The words used for the man and woman in Genesis 2 are important. The initial name for the man, “Adam,” means “dirt” or “dust.” The word for the woman at the end of Genesis 2 is “ishshah” which derives from the Hebrew word for “fire.” In the OT, altars are made of earth/dirt (Ex. 20:24) and the sacrifices are set on fire on the altar. Every sacrifice at the tabernacle/temple brought together earth and fire – and thus recalled the original bringing together of the first man and woman – “adam” and “ishshah.” There is a reason we describe Christian/church weddings as taking place at the altar – in the Bible that’s where earth and fire, masculine and feminine, man and woman, are joined. This imagery is all over Scripture. For example, the Lord’s Supper brings together earth (bread) and fire (wine) (Heb. 13:10). And so on.
Consider Genesis 2 in a little more detail. God formed the man from the earth. “Adam” is made from “adamah” (Gen. 2:7). God got his hands dirty in making Adam. Adam is dirt, given life by God’s Spirit. Then God puts Adam in a death-like sleep, cuts open his side like a sacrifice, and then forms the woman out of his rib. When Adam was raised, resurrection-like from his death-like sleep, God presents to him his bride.
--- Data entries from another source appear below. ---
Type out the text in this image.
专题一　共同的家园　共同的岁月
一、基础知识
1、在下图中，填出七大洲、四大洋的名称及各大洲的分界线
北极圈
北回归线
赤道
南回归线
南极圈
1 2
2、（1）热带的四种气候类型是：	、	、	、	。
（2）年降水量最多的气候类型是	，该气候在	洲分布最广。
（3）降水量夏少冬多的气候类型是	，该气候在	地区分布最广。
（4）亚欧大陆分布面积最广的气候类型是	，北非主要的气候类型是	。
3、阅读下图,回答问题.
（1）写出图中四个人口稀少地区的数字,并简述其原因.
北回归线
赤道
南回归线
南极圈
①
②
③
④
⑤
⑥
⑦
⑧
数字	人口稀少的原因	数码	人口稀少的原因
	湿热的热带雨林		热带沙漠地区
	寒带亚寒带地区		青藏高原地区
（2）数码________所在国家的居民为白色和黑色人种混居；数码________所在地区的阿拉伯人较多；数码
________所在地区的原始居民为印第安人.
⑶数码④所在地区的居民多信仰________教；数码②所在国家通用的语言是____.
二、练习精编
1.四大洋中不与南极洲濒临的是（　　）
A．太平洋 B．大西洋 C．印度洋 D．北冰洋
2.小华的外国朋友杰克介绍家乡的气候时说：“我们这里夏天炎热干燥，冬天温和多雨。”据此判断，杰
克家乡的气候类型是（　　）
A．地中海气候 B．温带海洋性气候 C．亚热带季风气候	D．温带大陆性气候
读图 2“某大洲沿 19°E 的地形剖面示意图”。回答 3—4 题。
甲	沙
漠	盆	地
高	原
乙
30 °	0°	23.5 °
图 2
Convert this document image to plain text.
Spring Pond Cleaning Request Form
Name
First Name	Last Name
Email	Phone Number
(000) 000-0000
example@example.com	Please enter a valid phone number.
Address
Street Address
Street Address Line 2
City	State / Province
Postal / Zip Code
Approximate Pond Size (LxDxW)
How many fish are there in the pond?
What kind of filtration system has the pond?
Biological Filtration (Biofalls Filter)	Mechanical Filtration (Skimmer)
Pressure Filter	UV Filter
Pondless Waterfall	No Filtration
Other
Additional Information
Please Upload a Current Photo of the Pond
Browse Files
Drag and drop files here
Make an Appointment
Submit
The Lord gives away the first woman to the first man in the first wedding. When the man sees her, his heart is set aflame with love, so he renames himself “ish,” meaning “flame” or "fire," and he sings a song to his bride whom he names “ishshah," a play on the Hebrew word for fire. In other words, when the man is united to the woman in marriage, he becomes Fire-Man (“ish”) joined to Fire-Woman ("ishshah"). She will be his glory (1 Cor. 11) because fire is certainly more glorious than dirt and in marrying her he becomes a more glorious version of himself as he transitions from being Earth-Man to Fire-Man, from “adam” to “ish.”
A final note on the creation of the woman. The woman is the last creature made by God. She is eschatalogical. She completes the man and the creation. Or to be more precise, creation is complete when the man and woman are joined together. The six days of creation in Genesis 1-2 culminate which a wedding. Paul tells us in 1 Cor. 11 that the woman is the glory of the man. This means many things. Obviously it means she brings light and beauty into his life that would otherwise be lacking. But women do more than decorate the world. She takes whatever the man gives her and glorifies it, which he in turn receives back from her. James Jordan has explained how this works with a series of examples: The man gives his wife a house and she makes it into a home. The man gives his wife a bag of groceries and she turns them into a feast. The man gives her his seed and she gives him a child in return. Everything he gives to her, she returns to him in a more glorious way. This is a sign of her position as the final and most glorious of God's created works. She reveals the future, the glorious goal of history. This is not to say feminists are right when they say "The future is female" because they are missing the key piece. The future is not female; the future is marital. The goal of history is the union of groom and bride. While the pattern of history was first revealed in Adam and his wife, the final goal of history is found in the union of Christ with his bride, the church. That union is the ultimate glory of creation (Rev. 21-22). And that is a glory we should seek to picture and preview in our marriages in the present.